Alan Moore – komiksowy mag

Scenarzysty tego komiksu nie trzeba nikomu przedstawiać. Alan Moore, ekscentryk i geniusz komiksowy, wrzuca nas od razu w wir akcji. Spóźniony tłumacz imieniem ZHCCHZ (co później zostaje przetłumaczone na Skizz), podejmuje ryzykowną decyzję skrócenia drogi przez zakazany teren, którego częścią jest nasz Układ Słoneczny. Zaniedbania powodują katastrofę, w wyniku której statek obcego rozbija się na Ziemi. Komputer pokładowy w celu ochrony technologii sugeruje tłumaczowi pozostanie na pokładzie w trakcie autodestrukcji. Po negocjacjach tłumacz opuszcza statek ranny i bez żadnego urządzenia, które mogłoby pomóc mu w przeżyciu.

Komiks czyta się bardzo przyjemnie. Jedyne co przeszkadza w lekturze to cztero stronicowa, odcinkowa struktura, przez co ma się trochę wrażenie, że historia ma czkawkę. Scenarzysta gładko przeprowadza nas przez kolejne wydarzenia, poprzez wspomniany pierwszy kontakt, polityczną intrygę, naukę języka, na kosmicznym finale kończąc. Osobiście najbardziej podoba mi się scena, w której Skizz zdaje sobie sprawę, jak ma mocno przekichane, gdy słyszy przekonania o tym, że wszystko będzie dobrze, bo ludzie dotarli już na Księżyc. Mimo to uśmiecha się i potwierdza przekonanie.
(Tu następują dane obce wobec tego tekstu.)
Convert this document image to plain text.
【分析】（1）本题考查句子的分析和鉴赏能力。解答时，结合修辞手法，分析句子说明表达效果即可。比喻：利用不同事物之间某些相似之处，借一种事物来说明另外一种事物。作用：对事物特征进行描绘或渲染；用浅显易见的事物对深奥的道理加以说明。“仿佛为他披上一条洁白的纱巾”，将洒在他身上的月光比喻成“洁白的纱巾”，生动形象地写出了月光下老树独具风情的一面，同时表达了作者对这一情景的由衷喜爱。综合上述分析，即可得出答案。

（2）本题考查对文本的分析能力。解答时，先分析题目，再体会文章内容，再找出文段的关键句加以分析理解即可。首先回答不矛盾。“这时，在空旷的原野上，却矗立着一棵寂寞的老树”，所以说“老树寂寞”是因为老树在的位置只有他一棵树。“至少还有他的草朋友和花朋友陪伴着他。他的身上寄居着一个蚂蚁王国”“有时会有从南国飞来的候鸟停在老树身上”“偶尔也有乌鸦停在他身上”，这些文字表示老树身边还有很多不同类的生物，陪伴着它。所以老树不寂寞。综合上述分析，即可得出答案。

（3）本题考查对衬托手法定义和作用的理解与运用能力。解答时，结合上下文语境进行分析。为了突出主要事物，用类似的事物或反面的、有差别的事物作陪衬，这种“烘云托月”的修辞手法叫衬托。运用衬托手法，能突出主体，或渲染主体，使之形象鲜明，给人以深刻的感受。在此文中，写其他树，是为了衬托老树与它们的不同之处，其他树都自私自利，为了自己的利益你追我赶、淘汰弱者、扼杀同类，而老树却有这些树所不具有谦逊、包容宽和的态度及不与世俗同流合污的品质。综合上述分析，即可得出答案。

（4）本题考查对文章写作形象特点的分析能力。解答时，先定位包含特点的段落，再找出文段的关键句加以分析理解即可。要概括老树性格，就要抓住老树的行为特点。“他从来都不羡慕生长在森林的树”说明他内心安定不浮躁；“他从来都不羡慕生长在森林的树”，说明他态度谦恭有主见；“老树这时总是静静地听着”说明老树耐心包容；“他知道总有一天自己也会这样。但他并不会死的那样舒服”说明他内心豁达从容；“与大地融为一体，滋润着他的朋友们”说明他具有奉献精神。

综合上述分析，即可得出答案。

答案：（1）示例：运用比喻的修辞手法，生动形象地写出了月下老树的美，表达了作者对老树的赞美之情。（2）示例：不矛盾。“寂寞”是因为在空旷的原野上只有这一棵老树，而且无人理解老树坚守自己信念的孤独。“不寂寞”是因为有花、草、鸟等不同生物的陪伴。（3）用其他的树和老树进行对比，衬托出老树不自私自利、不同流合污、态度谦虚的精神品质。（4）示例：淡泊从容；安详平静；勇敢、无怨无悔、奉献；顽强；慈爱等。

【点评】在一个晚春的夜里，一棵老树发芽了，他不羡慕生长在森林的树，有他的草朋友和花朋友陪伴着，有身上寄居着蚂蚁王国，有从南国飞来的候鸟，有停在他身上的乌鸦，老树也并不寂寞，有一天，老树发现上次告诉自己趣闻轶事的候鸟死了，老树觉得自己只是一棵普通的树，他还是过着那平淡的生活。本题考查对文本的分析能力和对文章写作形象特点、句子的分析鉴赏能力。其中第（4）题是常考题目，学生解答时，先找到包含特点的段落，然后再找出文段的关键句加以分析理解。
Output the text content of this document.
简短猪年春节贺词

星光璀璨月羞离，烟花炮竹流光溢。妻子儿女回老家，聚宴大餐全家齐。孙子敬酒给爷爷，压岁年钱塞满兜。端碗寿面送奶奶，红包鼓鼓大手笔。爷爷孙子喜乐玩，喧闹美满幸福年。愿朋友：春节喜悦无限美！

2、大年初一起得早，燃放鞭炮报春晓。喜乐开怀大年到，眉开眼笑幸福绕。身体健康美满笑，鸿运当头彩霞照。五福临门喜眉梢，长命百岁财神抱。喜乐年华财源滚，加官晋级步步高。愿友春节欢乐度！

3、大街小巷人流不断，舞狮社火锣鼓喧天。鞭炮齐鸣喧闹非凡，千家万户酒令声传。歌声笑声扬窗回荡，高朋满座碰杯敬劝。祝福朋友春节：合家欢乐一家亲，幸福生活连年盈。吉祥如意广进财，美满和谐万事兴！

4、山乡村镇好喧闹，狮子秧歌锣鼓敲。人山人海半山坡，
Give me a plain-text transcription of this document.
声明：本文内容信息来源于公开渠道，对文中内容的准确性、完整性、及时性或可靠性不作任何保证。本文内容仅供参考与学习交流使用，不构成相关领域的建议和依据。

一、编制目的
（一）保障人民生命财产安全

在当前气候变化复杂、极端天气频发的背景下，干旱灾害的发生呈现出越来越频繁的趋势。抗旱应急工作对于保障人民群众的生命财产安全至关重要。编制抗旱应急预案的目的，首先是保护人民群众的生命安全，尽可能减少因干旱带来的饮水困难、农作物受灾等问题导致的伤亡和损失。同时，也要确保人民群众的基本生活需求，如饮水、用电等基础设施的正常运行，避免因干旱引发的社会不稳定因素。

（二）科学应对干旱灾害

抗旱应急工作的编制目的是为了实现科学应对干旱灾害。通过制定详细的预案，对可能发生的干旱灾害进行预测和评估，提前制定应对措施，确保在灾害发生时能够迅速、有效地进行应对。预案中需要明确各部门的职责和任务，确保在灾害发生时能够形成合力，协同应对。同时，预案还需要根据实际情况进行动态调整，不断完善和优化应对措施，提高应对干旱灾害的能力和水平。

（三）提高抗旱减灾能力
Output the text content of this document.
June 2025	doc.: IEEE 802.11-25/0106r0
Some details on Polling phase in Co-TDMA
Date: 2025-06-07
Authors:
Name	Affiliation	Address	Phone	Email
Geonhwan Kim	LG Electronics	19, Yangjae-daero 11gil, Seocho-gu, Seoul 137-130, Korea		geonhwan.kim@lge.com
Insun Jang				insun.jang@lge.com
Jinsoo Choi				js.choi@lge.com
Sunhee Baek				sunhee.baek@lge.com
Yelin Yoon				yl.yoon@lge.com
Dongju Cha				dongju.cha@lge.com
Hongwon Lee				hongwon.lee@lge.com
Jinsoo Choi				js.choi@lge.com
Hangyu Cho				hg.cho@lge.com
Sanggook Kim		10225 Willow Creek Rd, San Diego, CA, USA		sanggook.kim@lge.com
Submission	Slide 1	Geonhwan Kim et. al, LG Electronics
W czerni i bieliSkizz - kadr z komiksu

Skizz to komiks czarno-biały, dzięki czemu rysownik Jim Baikie, nie mogąc liczyć na uzupełnienie w warstwie kolorów, musi się ostro napocić i uszczegółowić szkice. Trzeba też wyróżnić projekty postaci. Sam obcy przypomina z anatomii kangura, a z postaci drugoplanowych najbardziej przypadł mi do gustu bezrobotny, lekko niezrównoważony Cornelius, ubogacony powtarzanym jak mantra hasłem „Mam swoją dumę”. Plansze wypełnione tuszem potęgują mrok Birmingham i zgrywają się z atmosferą grozy. Zresztą do czarno-białych prac mam sentyment. A to głównie za sprawą komiksu Szninkiel, który to powodował wypieki na twarzy za czasów dzieciaka.

Kupię sobie później (?)

Na koniec kilka słów o Studiu Lain, które uraczyło nas komiksem Skizz. To małe wydawnictwo wypełnia lukę na naszym rynku, wydając przede wszystkim komiksy z brytyjskiego 2000 AD. Ci komiksowi fascynaci przyznają się, że wybierają takie tytuły, jakie sami chcieliby przeczytać. W ten sposób wyselekcjonowane komiksy trafiają na półki w bardzo niskich nakładach, a te już wyprzedane pojawiają się na aukcjach spekulantów na aledrogo. Dlatego to zakupu tego komiksu nie warto odkładać.